When designing AI products, context management should be considered a core design consideration rather than a technical detail. Products should consider:

  • • How long will our scenario produce a conversation or document?
  • • What information do users expect AI to remember?
  • • How does the accuracy vs. responsiveness tradeoff affect our product?

The choice between full-context and RAG is not black and white. The full-context approach may provide slightly higher accuracy, but at the expense of significantly increased latency and cost. For most products, some form of RAG is a practical choice, especially when the product needs to be deployed at scale or support long-term interactions. However, the specific implementation strategy needs to be customized according to the unique needs of the product, and it will also significantly increase development costs.

As technology develops rapidly, product strategies need to be flexible. New research and models are constantly being introduced, such as the GPT-4.1 series recently released by OpenAI, which has significant improvements in long context processing. Today's best practices may soon become outdated, so it is also crucial to establish a continuous monitoring mechanism for product performance and keep an eye on the latest research.

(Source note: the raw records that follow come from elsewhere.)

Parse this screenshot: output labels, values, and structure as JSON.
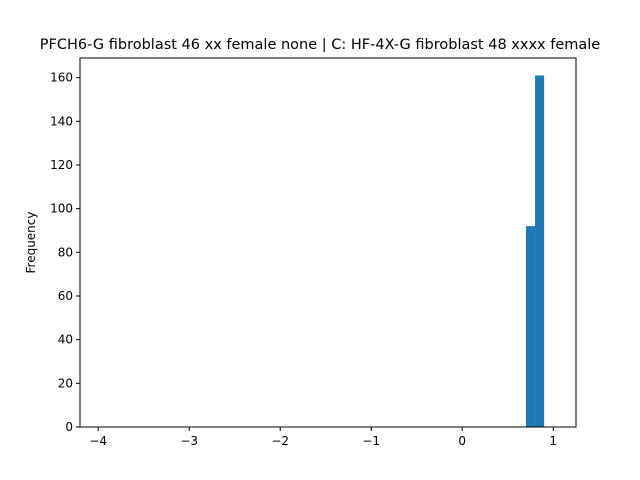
{
  "chart_data": {
    "type": "bar",
    "title": "PFCH6-G fibroblast 46 xx female none | C: HF-4X-G fibroblast 48 xxxx female",
    "xlabel": "",
    "ylabel": "Frequency",
    "xlim": [
      -4.2,
      1.25
    ],
    "ylim": [
      0,
      169
    ],
    "x_ticks": [
      -4,
      -3,
      -2,
      -1,
      0,
      1
    ],
    "x_tick_labels": [
      "−4",
      "−3",
      "−2",
      "−1",
      "0",
      "1"
    ],
    "y_ticks": [
      0,
      20,
      40,
      60,
      80,
      100,
      120,
      140,
      160
    ],
    "y_tick_labels": [
      "0",
      "20",
      "40",
      "60",
      "80",
      "100",
      "120",
      "140",
      "160"
    ],
    "bins": [
      {
        "x0": 0.7,
        "x1": 0.8,
        "value": 92
      },
      {
        "x0": 0.8,
        "x1": 0.9,
        "value": 161
      }
    ],
    "bar_color": "#1f77b4",
    "grid": false
  }
}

Ultimately, I believe that only by better understanding and balancing user needs and technical limitations can we build smarter, more natural, and more reliable product experiences.

As AI technology continues to advance rapidly, we can expect context management strategies to evolve as well, but no matter how the technology changes, user-centered design thinking and a deep understanding of the technology’s limitations will always be the cornerstones of building AI products.